Preface:
Please read the preface for this type of market and other similar third-party validated AI markets here.
Third-Party Validated, Predictive Markets: AI Theme
Market Description
ARC
The AI2 Reasoning Challenge (ARC) aims to promote research in advanced question-answering, in particular questions that require reasoning, use of commonsense knowledge, and other methods for deeper text comprehension. In particular, the ARC Challenge questions are those that are hard to answer with simple baselines.
Example ARC Question
Which property of a mineral can be determined just by looking at it?
(A) luster
(B) mass
(C) weight
(D) hardness
https://leaderboard.allenai.org/arc/submissions/public
https://paperswithcode.com/sota/common-sense-reasoning-on-arc-challenge
Market Resolution
As of the time of market creation in July 2023, the top submission is GPT-4 with 96.3:
Resolution Criteria
We will define Superintelligence for the purposes of this question as, "achieving 99% accuracy on the test in question."
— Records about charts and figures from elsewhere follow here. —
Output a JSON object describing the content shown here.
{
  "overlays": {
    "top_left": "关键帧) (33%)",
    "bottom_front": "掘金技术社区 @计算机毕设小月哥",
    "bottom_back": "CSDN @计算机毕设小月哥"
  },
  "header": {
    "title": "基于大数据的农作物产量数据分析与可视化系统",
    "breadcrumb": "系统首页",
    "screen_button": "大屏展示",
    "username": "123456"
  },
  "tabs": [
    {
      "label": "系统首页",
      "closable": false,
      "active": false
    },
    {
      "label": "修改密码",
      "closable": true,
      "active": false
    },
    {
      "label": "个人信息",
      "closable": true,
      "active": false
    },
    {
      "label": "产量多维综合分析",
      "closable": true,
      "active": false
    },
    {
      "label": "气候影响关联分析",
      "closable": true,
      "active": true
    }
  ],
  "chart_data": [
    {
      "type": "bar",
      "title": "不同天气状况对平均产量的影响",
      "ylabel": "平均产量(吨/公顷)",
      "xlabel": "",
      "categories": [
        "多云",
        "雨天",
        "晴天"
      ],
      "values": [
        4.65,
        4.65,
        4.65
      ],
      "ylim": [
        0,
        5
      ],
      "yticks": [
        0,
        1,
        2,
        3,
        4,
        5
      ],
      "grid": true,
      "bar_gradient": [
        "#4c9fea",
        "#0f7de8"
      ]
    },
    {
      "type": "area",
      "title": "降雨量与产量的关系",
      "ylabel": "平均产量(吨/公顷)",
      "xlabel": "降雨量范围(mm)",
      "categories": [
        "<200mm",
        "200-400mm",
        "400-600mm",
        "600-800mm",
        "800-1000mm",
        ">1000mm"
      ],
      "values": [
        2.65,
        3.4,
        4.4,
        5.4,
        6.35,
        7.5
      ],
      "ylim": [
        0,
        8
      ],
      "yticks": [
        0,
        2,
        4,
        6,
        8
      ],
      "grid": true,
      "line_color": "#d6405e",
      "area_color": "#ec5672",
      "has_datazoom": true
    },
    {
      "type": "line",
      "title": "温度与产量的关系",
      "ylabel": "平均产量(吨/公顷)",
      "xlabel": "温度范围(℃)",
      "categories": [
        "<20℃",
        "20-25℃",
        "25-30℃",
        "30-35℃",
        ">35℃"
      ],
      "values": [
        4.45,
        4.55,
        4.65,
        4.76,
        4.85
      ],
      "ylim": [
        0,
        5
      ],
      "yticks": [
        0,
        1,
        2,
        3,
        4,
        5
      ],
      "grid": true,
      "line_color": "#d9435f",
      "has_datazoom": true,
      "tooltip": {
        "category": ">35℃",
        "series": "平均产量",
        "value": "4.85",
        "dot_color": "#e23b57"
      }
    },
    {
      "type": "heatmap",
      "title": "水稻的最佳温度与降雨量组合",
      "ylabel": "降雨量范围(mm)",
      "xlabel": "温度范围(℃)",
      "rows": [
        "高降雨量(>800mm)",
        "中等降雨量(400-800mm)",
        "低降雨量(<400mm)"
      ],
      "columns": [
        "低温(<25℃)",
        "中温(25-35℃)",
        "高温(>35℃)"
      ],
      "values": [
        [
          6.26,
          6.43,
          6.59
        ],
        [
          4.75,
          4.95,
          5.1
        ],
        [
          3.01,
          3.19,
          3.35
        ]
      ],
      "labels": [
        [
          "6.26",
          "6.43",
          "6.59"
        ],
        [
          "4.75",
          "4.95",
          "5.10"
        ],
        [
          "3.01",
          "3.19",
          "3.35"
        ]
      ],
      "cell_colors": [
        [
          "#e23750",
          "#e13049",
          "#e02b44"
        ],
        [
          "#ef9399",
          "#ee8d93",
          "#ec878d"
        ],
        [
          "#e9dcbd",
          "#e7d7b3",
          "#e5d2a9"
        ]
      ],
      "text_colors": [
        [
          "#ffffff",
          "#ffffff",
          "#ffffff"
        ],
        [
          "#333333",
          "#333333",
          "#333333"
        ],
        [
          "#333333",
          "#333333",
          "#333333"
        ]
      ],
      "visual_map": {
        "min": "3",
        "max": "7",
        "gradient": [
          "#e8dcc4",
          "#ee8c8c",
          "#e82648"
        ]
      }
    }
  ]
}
Will any entry from the above two links result in a 99% Accuracy Rating? If so, resolves YES, otherwise NO.
20230727 - Changed title, "Superintelligence" to "Higher than Human Level"
@EliezerYudkowsky Can you suggest a better term? Happy to change it. I'm trying to express the idea that in this particular domain or set of tests, the measurement of human performance has already been surpassed by AI.
@PatrickDelaney I'd write the title as follows:
"Will any AI get a significantly better score than humans on common sense reasoning questions by the end of 2023?"